If we’re looking for red, we either find red, or we’re disappointed that we don’t find red. But there are a lot of other colors. So while we’re looking for red, we’re not seeing everything else that’s happening. And that’s a recipe for suffering because life can do anything it wants, and very often, it’s not red. So if we’re always expecting red or wanting red, then two times out of eight, we’ll get red. But the other six times, we won’t. This is a great cause of suffering.
Everything that we expect is more limited than what might actually happen. We have expectations based on our karmas, on our limitations. Period. Having expectations in and of itself is an expression of karma, of limited view. So any expectation we have is going to be outrun by reality in some way or another.

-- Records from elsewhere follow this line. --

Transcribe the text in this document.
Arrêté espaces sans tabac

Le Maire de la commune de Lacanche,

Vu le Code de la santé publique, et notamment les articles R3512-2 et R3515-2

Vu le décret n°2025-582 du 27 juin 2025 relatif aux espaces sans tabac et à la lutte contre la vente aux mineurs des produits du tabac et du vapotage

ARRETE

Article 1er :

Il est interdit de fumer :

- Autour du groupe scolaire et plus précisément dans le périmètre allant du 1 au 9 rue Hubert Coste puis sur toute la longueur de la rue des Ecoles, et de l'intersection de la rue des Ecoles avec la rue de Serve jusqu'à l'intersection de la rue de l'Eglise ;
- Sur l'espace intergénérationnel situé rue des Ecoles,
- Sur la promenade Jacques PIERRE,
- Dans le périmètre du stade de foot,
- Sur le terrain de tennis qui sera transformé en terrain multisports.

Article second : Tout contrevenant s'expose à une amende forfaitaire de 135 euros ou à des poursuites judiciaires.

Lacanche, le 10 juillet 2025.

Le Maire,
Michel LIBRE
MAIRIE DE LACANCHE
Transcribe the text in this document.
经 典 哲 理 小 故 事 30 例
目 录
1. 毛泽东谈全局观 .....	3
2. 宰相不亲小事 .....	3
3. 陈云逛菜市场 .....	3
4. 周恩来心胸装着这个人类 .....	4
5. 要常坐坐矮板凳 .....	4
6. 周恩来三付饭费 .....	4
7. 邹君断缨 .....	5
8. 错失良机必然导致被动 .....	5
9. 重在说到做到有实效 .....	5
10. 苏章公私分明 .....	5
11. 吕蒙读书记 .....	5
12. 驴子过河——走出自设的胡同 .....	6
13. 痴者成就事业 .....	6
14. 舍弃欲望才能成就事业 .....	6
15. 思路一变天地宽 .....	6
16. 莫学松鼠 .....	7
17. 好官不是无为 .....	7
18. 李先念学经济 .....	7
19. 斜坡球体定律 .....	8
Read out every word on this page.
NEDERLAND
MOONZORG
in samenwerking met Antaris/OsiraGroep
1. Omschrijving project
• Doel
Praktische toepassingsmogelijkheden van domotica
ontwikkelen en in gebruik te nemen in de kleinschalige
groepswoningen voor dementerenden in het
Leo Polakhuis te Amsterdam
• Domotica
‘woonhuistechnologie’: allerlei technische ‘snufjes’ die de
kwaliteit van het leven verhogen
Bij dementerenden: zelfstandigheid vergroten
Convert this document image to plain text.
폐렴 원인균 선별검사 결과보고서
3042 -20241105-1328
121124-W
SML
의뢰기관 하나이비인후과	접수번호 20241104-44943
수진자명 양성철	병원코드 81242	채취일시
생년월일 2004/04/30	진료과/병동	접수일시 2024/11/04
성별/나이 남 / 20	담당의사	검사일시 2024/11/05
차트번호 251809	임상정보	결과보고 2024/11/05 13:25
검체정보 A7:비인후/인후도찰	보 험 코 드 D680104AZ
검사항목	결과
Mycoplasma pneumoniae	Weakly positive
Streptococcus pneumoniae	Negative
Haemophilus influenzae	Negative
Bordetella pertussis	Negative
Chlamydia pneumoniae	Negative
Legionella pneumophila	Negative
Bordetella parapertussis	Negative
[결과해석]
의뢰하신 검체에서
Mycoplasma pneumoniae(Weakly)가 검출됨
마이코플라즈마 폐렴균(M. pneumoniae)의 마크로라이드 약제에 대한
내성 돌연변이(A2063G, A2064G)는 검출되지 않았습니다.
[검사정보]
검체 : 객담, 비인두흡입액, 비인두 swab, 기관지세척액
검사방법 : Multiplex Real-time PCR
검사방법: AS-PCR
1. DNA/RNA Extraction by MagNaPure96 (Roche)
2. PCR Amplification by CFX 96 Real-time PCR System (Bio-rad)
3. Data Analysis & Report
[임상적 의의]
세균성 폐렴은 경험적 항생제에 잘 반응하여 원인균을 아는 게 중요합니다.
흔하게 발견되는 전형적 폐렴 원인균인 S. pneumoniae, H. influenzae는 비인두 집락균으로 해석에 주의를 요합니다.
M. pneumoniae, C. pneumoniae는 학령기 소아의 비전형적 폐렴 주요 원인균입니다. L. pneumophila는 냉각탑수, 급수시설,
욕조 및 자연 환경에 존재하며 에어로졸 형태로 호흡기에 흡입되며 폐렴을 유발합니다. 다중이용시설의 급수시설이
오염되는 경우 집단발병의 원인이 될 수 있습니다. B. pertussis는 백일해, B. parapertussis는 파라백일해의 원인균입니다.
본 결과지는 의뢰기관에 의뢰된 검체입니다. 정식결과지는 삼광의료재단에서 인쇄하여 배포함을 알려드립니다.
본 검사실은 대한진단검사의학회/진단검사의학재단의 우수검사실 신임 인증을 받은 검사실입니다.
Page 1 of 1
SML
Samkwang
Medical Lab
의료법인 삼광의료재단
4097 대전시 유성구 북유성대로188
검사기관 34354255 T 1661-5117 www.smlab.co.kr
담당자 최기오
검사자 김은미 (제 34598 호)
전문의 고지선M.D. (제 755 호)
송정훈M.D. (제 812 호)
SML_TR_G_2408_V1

The intelligence and compassion of reality is unlimited. So even if things go wrong, if we don’t have expectations, if we’re simply working with circumstance or responding to circumstance, the result is always going to be better than any expectation. This is true whether our expectations are met or unmet—if we simply proceed without expectations and work with what arises.
I don’t know why I’ve had so few expectations in my life, but I can say that the strongest expectation I’ve had or the strongest “it should be like this” kind of thing is the thing that caused me the most suffering.